Over half of unemployed, single parents and those unable to work due to illness or disability suffer multiple deprivation experiences. For single parents reliant on social protection payments, the figure is probably higher than 59 percent as this category would also include single parents in the workforce, many of whom would not suffer deprivation.
Yes, we must get the unemployed back into work but even by 2021, the Government expects unemployment to be 6 percent. Yes, we must devise programmes to get many of those suffering from disability into the workforce as well but we have a long ways to go – Ireland has the lowest level of employment among this group (bar Bulgaria and Hungary). And we need to help single parents back into the workforce (a national network of affordable childcare would help in this regard).
We must be doing all these things – but in the meantime, we shouldn’t be consigning a huge swathe of the population to poverty and deprivation.
How much would it take to reverse the costs?

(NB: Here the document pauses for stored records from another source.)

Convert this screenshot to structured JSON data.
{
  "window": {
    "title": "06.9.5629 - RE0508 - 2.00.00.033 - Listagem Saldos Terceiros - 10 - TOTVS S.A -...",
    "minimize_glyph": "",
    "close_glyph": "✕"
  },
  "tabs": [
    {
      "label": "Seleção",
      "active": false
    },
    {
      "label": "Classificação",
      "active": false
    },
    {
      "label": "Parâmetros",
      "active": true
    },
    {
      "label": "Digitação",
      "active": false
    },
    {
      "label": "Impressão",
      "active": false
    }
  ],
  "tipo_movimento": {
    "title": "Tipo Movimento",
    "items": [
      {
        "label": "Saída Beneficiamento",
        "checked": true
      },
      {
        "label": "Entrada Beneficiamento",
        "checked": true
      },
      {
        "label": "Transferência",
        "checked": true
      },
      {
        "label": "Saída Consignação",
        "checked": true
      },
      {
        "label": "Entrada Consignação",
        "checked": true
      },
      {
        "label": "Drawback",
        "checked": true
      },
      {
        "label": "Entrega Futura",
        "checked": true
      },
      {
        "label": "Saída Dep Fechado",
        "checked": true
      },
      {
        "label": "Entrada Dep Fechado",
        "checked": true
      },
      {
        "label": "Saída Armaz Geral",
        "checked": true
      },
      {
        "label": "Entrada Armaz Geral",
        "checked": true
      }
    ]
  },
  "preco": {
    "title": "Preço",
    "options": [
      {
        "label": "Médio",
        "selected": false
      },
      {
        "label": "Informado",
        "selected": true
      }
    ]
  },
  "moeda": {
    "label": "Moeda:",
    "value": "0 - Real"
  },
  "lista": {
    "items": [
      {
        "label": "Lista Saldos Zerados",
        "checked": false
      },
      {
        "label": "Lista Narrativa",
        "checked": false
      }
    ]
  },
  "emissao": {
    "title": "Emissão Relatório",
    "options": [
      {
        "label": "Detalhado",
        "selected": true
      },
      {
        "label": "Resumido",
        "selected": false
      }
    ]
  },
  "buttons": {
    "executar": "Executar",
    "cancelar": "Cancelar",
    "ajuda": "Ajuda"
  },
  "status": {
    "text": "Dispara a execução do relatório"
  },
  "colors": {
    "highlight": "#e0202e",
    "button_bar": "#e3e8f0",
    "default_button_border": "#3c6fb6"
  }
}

In January of this year, the Social Protection Minister puts some numbers on this. Based on this, it would cost close to €800 million to restore social protection payments to their nominal 2009 level (including restoring the cuts to youth Jobseekers’ Allowance). It would cost approximately €1.2 billion to restore these payments in real terms (factoring in inflation).

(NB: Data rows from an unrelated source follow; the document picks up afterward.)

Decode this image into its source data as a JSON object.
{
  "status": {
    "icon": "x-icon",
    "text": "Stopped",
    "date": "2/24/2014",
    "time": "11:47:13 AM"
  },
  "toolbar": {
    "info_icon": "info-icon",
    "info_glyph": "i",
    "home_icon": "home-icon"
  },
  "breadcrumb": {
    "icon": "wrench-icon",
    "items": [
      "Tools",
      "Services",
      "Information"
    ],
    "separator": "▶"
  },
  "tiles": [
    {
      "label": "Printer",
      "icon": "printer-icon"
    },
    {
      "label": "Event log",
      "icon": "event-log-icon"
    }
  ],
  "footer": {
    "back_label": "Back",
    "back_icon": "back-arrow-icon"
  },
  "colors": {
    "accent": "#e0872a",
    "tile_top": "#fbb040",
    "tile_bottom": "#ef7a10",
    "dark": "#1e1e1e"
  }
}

If this seems like a lot, remember - this is only about restoring the 2009 status quo. It would still mean stagnation since then.

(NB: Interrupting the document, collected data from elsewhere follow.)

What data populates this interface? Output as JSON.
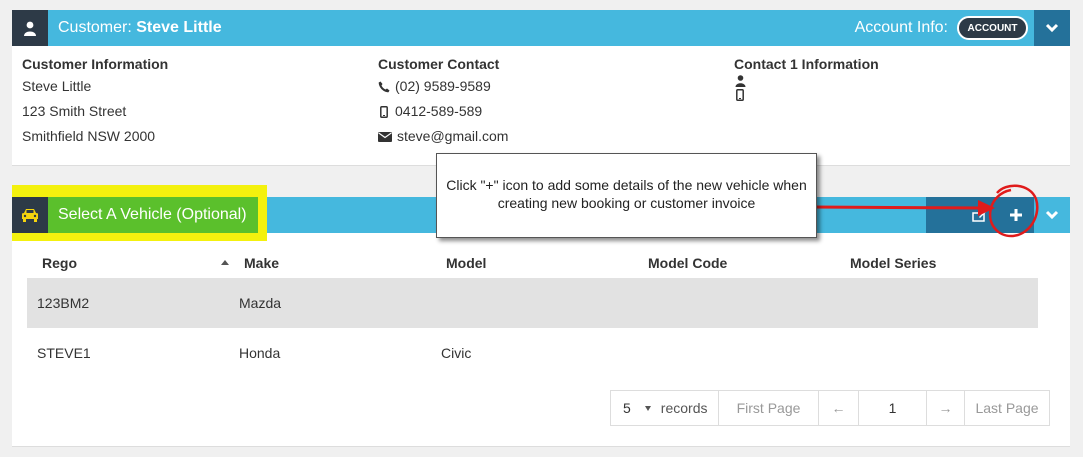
{
  "customer": {
    "label": "Customer:",
    "name": "Steve Little",
    "account_label": "Account Info:",
    "account_button": "ACCOUNT",
    "info": {
      "heading": "Customer Information",
      "lines": [
        "Steve Little",
        "123 Smith Street",
        "Smithfield NSW 2000"
      ]
    },
    "contact": {
      "heading": "Customer Contact",
      "phone": "(02) 9589-9589",
      "mobile": "0412-589-589",
      "email": "steve@gmail.com"
    },
    "contact1": {
      "heading": "Contact 1 Information"
    }
  },
  "vehicle": {
    "title": "Select A Vehicle (Optional)",
    "columns": [
      "Rego",
      "Make",
      "Model",
      "Model Code",
      "Model Series"
    ],
    "rows": [
      {
        "rego": "123BM2",
        "make": "Mazda",
        "model": "",
        "model_code": "",
        "model_series": ""
      },
      {
        "rego": "STEVE1",
        "make": "Honda",
        "model": "Civic",
        "model_code": "",
        "model_series": ""
      }
    ],
    "pager": {
      "page_size": "5",
      "records_label": "records",
      "first": "First Page",
      "prev": "←",
      "page": "1",
      "next": "→",
      "last": "Last Page"
    }
  },
  "callout": {
    "text": "Click \"+\" icon to add some details of the new vehicle when creating new booking or customer invoice"
  },
  "icons": {
    "user": "user-icon",
    "chevron": "chevron-down-icon",
    "phone": "phone-icon",
    "mobile": "mobile-icon",
    "email": "envelope-icon",
    "car": "car-icon",
    "plus": "plus-icon",
    "edit": "edit-icon"
  },
  "colors": {
    "header_blue": "#45b8de",
    "dark_navy": "#2d3a47",
    "dark_blue": "#24719a",
    "highlight_yellow": "#f4f10e",
    "title_green": "#5bc02c",
    "annotation_red": "#e01b1b"
  }
}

Is this affordable? The new Government intends to spend €3.5 billion on tax cuts up to 2021. There is an additional €€2 billion tucked away under the fiscal space radar for ‘tax indexation’; that is, tax cuts. So there is some money about if you think that trying to lift people some ways out of poverty and deprivation is important. Yes, poverty is about more than just cash transfers. There’s work and personal skills, access to public services, education and health status. But it’s also about income.
It’s not as if this money will go down some black hole. By and large it will be returned back to the economy through higher consumer spending which means more money in the tills and cash registers of businesses throughout the country (low-income groups have low propensities to save). If this doesn’t sound too unfeeling, people on low-incomes are demand-conduits; what goes into one pocket, goes out of the other into businesses and their workforce. This is all the more the case given that low-income groups’ consumption is less import-dense – they spend less abroad, or on new cars, champagne or other imported items than the rest of the population.
But at the end of the day, you prioritise according to your political values (economics is not science, its politics). If you believe that poverty and deprivation is a stigma on society, a social obscenity, and an avoidable outcome, you will prioritise those who are having trouble making ends meet. This includes those reliant on social protection, those on waiting lists (housing, health), the homeless, the elderly living in isolation, those mired in arrears, the child in need of special education, the carer in need of help with their disable relative. The list is not endless but it is substantial. We can fashion our economic (political) and social priorities in a way that helps, assists, supports.
And if we do that, we will find that we are all better off. We are not self-aggrandising units of consumption. We live in society, participating in a dense network of social relations. When some of those relations are mired in poverty and deprivation, it degrades all of us.
So let’s start – even if it is a small start – to build a better society. Let’s start restoring social protection payments.